TexRO: Generating Delicate Textures of 3D Models by Recursive Optimization
Jinbo Wu, Xing Liu, Chenming Wu, Xiaobo Gao, Jialun Liu, Xinqi Liu, Chen Zhao, Haocheng Feng, Errui Ding, Jingdong Wang
TL;DR
TexRO tackles the problem of generating delicate, multiview-consistent textures for a known 3D mesh by optimizing the UV texture $\mathbf{y}$ through a two-stage pipeline. It first selects a minimal, complete set of viewpoints to cover all faces and initializes the UV map from multi-view, depth-guided diffusion; then it recursively optimizes the UV texture at increasing RGB resolutions using an adaptive denoising strategy that reuses existing textures. The method introduces a Set-Cover Problem (SCP)-based optimal viewpoint selection and an interlaced, multi-resolution denoising process, enabling high visual fidelity with efficient runtime.
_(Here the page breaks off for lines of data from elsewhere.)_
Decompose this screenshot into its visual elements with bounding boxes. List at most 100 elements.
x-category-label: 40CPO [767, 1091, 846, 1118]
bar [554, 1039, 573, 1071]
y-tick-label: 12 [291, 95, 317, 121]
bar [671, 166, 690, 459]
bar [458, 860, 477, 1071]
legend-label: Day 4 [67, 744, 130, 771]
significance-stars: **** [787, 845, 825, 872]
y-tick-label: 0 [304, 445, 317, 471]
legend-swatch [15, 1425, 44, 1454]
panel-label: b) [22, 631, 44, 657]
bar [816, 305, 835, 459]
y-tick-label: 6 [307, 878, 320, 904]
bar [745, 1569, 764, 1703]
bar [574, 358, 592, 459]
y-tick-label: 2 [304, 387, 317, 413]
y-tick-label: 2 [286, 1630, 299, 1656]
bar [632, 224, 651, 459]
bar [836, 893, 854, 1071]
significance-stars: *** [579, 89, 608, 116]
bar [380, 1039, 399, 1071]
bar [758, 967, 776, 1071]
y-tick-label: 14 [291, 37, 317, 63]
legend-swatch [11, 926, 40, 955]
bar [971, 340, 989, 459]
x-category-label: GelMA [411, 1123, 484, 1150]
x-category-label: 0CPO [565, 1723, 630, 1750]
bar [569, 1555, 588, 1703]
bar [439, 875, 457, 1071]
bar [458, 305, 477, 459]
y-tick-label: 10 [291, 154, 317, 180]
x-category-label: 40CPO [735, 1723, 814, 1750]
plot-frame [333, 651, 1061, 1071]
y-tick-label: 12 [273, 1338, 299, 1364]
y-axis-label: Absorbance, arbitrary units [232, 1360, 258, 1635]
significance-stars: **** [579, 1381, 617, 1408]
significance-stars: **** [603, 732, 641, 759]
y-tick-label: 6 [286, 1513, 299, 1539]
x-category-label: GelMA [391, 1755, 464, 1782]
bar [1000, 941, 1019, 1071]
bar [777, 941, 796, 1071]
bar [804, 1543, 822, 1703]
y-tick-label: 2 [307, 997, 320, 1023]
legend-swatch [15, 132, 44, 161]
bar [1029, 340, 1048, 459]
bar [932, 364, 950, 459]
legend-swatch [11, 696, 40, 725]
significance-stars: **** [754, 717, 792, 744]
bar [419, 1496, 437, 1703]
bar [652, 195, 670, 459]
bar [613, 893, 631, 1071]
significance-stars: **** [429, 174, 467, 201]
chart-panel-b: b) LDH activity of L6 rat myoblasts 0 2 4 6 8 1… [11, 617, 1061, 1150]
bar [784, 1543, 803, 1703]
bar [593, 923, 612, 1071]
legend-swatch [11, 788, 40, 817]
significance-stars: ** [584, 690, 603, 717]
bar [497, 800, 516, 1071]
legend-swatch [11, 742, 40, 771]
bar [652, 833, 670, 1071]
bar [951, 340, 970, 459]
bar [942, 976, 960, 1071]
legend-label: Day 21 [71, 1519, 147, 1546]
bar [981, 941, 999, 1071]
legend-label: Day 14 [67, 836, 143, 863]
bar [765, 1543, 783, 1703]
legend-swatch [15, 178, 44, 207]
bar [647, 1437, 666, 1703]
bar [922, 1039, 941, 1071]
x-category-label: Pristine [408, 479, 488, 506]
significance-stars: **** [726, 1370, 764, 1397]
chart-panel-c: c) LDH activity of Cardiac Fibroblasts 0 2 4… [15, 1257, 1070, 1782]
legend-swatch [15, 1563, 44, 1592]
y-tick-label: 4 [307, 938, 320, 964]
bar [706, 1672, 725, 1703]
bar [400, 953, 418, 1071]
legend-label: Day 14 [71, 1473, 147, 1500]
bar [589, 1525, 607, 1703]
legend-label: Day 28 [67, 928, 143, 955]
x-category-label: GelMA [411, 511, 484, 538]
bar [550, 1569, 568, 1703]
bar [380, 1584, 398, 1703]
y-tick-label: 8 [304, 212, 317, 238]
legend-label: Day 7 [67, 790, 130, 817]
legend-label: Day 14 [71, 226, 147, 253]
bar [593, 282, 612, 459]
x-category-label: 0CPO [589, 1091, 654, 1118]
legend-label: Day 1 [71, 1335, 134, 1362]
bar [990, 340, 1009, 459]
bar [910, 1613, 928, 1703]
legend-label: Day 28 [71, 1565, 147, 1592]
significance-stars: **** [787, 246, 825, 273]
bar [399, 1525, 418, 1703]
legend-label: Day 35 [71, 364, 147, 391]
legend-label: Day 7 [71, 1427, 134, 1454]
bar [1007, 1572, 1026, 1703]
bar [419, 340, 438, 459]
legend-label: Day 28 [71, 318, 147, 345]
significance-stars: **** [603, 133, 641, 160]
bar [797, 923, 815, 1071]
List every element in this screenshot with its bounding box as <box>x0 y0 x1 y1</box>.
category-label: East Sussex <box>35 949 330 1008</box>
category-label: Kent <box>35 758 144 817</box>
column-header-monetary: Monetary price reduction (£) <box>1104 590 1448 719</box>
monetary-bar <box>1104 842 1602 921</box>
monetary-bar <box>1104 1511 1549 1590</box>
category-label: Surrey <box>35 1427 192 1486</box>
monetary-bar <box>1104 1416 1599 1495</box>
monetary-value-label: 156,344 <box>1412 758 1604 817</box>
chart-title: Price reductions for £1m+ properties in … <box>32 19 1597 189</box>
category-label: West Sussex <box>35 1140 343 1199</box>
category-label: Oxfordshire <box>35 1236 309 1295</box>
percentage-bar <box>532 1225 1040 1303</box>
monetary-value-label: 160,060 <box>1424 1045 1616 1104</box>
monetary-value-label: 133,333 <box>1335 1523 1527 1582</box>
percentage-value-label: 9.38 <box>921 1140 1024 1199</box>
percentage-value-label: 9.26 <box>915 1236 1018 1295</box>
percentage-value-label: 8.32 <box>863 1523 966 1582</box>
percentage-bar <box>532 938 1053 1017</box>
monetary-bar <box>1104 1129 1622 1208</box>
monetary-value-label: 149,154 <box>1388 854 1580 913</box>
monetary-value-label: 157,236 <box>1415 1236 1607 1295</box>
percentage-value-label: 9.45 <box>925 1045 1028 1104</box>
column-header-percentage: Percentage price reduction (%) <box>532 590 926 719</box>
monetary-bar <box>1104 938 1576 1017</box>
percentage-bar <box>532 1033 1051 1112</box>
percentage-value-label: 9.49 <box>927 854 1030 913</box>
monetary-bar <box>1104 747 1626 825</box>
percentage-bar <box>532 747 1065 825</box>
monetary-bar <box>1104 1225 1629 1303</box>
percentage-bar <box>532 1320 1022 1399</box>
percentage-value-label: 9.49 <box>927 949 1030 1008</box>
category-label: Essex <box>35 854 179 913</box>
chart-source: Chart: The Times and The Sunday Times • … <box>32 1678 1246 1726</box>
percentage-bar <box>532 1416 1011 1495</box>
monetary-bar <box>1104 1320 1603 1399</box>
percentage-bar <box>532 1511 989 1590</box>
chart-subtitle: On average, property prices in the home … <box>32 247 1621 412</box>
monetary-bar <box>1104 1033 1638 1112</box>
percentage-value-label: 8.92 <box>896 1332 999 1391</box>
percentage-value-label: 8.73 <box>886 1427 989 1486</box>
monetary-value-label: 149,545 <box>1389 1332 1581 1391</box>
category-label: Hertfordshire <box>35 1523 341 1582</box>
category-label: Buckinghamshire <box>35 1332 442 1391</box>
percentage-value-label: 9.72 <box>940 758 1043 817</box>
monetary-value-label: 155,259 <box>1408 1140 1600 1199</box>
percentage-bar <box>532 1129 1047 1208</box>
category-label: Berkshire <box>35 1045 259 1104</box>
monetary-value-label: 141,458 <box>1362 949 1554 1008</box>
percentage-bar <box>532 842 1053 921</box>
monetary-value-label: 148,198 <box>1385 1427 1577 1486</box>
Empirical results on Text2Tex-Data and Cap3D show TexRO surpasses state-of-the-art baselines in FID/KID metrics, qualitative texture quality, and speed, demonstrating strong applicability across diverse 3D models.
Abstract
This paper presents TexRO, a novel method for generating delicate textures of a known 3D mesh by optimizing its UV texture. The key contributions are two-fold. We propose an optimal viewpoint selection strategy, that finds the most miniature set of viewpoints covering all the faces of a mesh. Our viewpoint selection strategy guarantees the completeness of a generated result. We propose a recursive optimization pipeline that optimizes a UV texture at increasing resolutions, with an adaptive denoising method that re-uses existing textures for new texture generation. Through extensive experimentation, we demonstrate the superior performance of TexRO in terms of texture quality, detail preservation, visual consistency, and, notably runtime speed, outperforming other current methods. The broad applicability of TexRO is further confirmed through its successful use on diverse 3D models.